Ángel Galván

Personal information
- Full name: Ángel Jesús Galván Rivero
- Date of birth: 16 April 1993 (age 33)
- Place of birth: Santa Cruz de Tenerife, Spain
- Height: 1.89 m (6 ft 2 in)
- Position: Goalkeeper

Team information
- Current team: Ibarra

Youth career
- Laguna
- 2006–2012: Tenerife

Senior career*
- Years: Team / Apps / (Gls)
- 2012–2018: Tenerife B / 111 / (0)
- 2013–2014: → Getafe B (loan) / 21 / (0)
- 2014–2015: → Racing Ferrol (loan) / 2 / (0)
- 2018–2020: Tenerife / 1 / (0)
- 2020: Rayo Majadahonda / 1 / (0)
- 2020–2021: Marino / 15 / (0)
- 2022: Pulpileño / 6 / (0)
- 2023–: Ibarra / 29 / (0)

= Ángel Galván =

Spanish footballer (born 1993)

Ángel Jesús Galván Rivero (born 16 April 1993) is a Spanish professional footballer who plays for Ibarra as a goalkeeper.

==Club career==
Born in Santa Cruz de Tenerife, Canary Islands, Galván joined CD Tenerife's youth setup in 2006, from AD Laguna, and made his debut with the reserves in 2012, in Tercera División. On 18 July 2013 he moved to another reserve team, Getafe CF B in Segunda División B, on a two-year loan deal.

On 8 August 2014, Galván was loaned to fellow third tier club Racing de Ferrol, for one year. A backup to Ian Mackay during the season, he returned to the Blanquiazules B-team after his loan ended.

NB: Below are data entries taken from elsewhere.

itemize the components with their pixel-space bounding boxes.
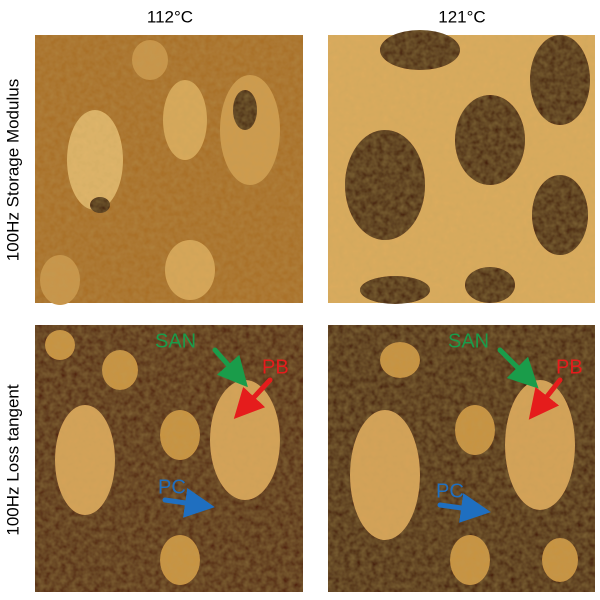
micrograph (35, 35, 303, 305)
micrograph (35, 325, 303, 592)
micrograph (328, 325, 595, 592)
arrows (162, 347, 563, 523)
column-header: 121°C (438, 7, 485, 26)
annotation: PC (436, 480, 464, 502)
micrograph (328, 30, 595, 304)
annotation: SAN (155, 330, 196, 352)
column-header: 112°C (147, 7, 193, 26)
annotation: PB (262, 356, 289, 378)
row-header: 100Hz Storage Modulus (3, 79, 22, 261)
annotation: SAN (448, 330, 489, 352)
annotation: PC (158, 476, 186, 498)
row-header: 100Hz Loss tangent (3, 384, 22, 535)
annotation: PB (556, 356, 583, 378)
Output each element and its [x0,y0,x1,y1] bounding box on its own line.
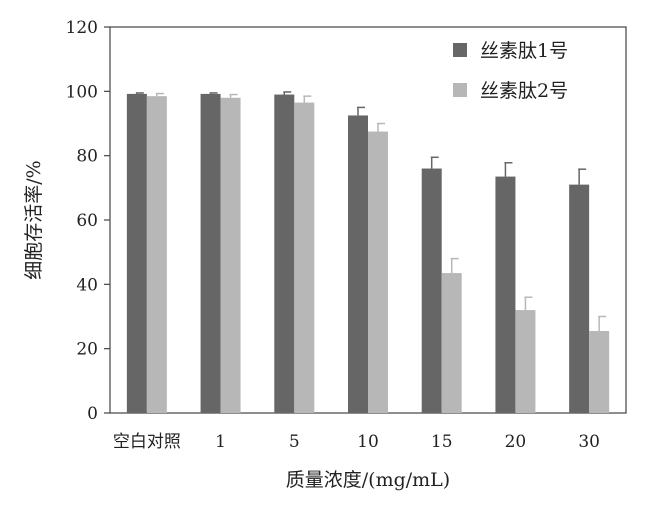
x-tick-label: 5 [289,432,300,452]
x-tick-label: 空白对照 [113,432,181,452]
bar-series-2-1 [220,97,241,414]
bar-series-1-5 [495,176,516,413]
y-tick-label: 100 [66,82,98,102]
bar-series-2-3 [368,131,388,413]
y-tick-label: 40 [76,275,98,295]
bar-series-1-3 [348,115,368,413]
legend-label-series-1: 丝素肽1号 [480,40,568,62]
x-axis-label: 质量浓度/(mg/mL) [286,469,450,491]
y-tick-label: 120 [66,18,98,38]
bar-series-1-4 [421,168,442,413]
y-tick-label: 0 [87,404,98,424]
bar-series-2-5 [515,310,536,413]
bar-series-2-0 [146,96,167,414]
bar-series-2-4 [441,273,462,413]
y-tick-label: 60 [76,211,98,231]
x-tick-label: 1 [215,432,226,452]
legend-swatch-series-2 [453,83,467,97]
legend: 丝素肽1号 丝素肽2号 [453,40,568,102]
x-tick-label: 15 [431,432,453,452]
error-bars [135,91,607,331]
x-tick-label: 30 [578,432,600,452]
x-tick-label: 10 [357,432,379,452]
bar-series-2-6 [589,330,610,413]
y-axis-label: 细胞存活率/% [23,160,45,279]
x-tick-label: 20 [505,432,527,452]
x-axis-ticks: 空白对照 1 5 10 15 20 30 [113,432,600,452]
y-axis-ticks: 0 20 40 60 80 100 120 [66,18,110,424]
bar-series-1-6 [569,184,590,413]
bar-series-1-0 [126,93,147,413]
bar-series-1-1 [200,93,221,413]
legend-label-series-2: 丝素肽2号 [480,80,568,102]
y-tick-label: 20 [76,340,98,360]
legend-swatch-series-1 [453,43,467,57]
bar-series-2-2 [294,102,315,413]
y-tick-label: 80 [76,147,98,167]
bars [126,93,610,414]
bar-series-1-2 [274,94,295,414]
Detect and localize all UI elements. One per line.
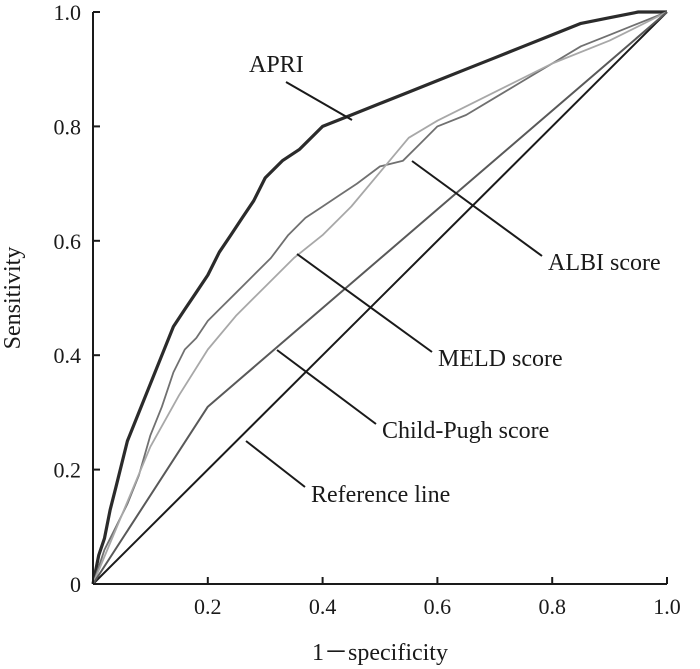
series-line-apri <box>91 10 667 585</box>
y-tick-label: 0.8 <box>54 114 82 139</box>
annotation-albi-score: ALBI score <box>548 250 661 276</box>
leader-line-reference-line <box>245 440 306 488</box>
series-line-meld-score <box>92 11 668 585</box>
series-line-child-pugh-score <box>92 11 668 585</box>
leader-line-child-pugh-score <box>276 349 377 425</box>
annotation-apri: APRI <box>249 52 304 78</box>
tick-layer: 0 0.2 0.4 0.6 0.8 1.0 0.2 0.4 0.6 0.8 1.0 <box>54 0 681 619</box>
plot-frame <box>92 12 667 585</box>
annotation-reference-line: Reference line <box>311 482 450 508</box>
x-tick-label: 1.0 <box>653 594 681 619</box>
y-axis-title: Sensitivity <box>0 247 26 350</box>
y-tick-label: 0.4 <box>54 343 82 368</box>
reference-line-layer <box>92 11 668 585</box>
y-tick-label: 1.0 <box>54 0 82 25</box>
leader-line-meld-score <box>296 253 433 353</box>
x-tick-label: 0.8 <box>538 594 566 619</box>
annotation-child-pugh-score: Child-Pugh score <box>382 418 549 444</box>
x-tick-label: 0.4 <box>309 594 337 619</box>
x-tick-label: 0.2 <box>194 594 222 619</box>
series-line-albi-score <box>92 11 668 585</box>
leader-line-apri <box>285 81 353 121</box>
y-tick-label: 0.2 <box>54 458 82 483</box>
y-tick-label: 0.6 <box>54 229 82 254</box>
annotation-meld-score: MELD score <box>438 346 563 372</box>
series-line-reference-line <box>92 11 668 585</box>
series-layer <box>91 10 668 585</box>
annotation-layer: APRI ALBI score MELD score Child-Pugh score… <box>245 52 661 508</box>
y-tick-label: 0 <box>70 572 81 597</box>
leader-line-albi-score <box>411 160 543 257</box>
x-axis-title: 1－specificity <box>312 640 448 666</box>
x-tick-label: 0.6 <box>424 594 452 619</box>
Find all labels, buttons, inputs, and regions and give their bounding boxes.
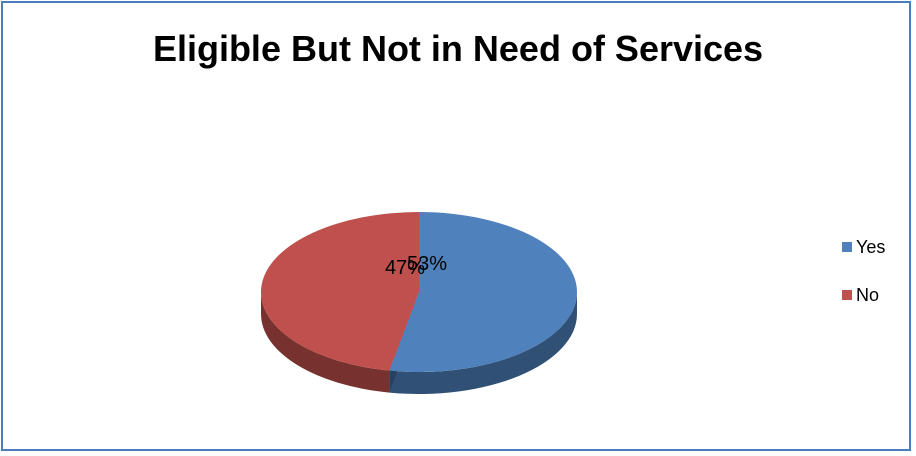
data-label-yes: 53% (407, 253, 447, 275)
legend-swatch-yes (842, 242, 852, 252)
legend-item-no: No (842, 284, 885, 306)
pie-side-no (261, 292, 390, 393)
legend-label-no: No (856, 284, 880, 305)
pie-slice-yes (389, 212, 577, 372)
chart-title: Eligible But Not in Need of Services (152, 28, 764, 69)
legend-item-yes: Yes (842, 236, 885, 258)
pie-side-yes (389, 292, 578, 394)
pie-slice-no (260, 212, 419, 371)
legend-label-yes: Yes (856, 236, 886, 257)
legend: Yes No (842, 236, 885, 332)
data-label-no: 47% (385, 257, 425, 279)
legend-swatch-no (842, 290, 852, 300)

On 7 June 2017, Galván renewed his contract until 2020, being promoted to the main squad on 25 June of the following year. He made his professional debut on 12 September, starting in a 1–2 home loss against Cádiz CF, for the season's Copa del Rey.

On 9 January 2020, Galván terminated his contract with the Blanquiazules, and joined CF Rayo Majadahonda in the third division on 14 February. He left the club on 5 September 2020 to join CD Marino.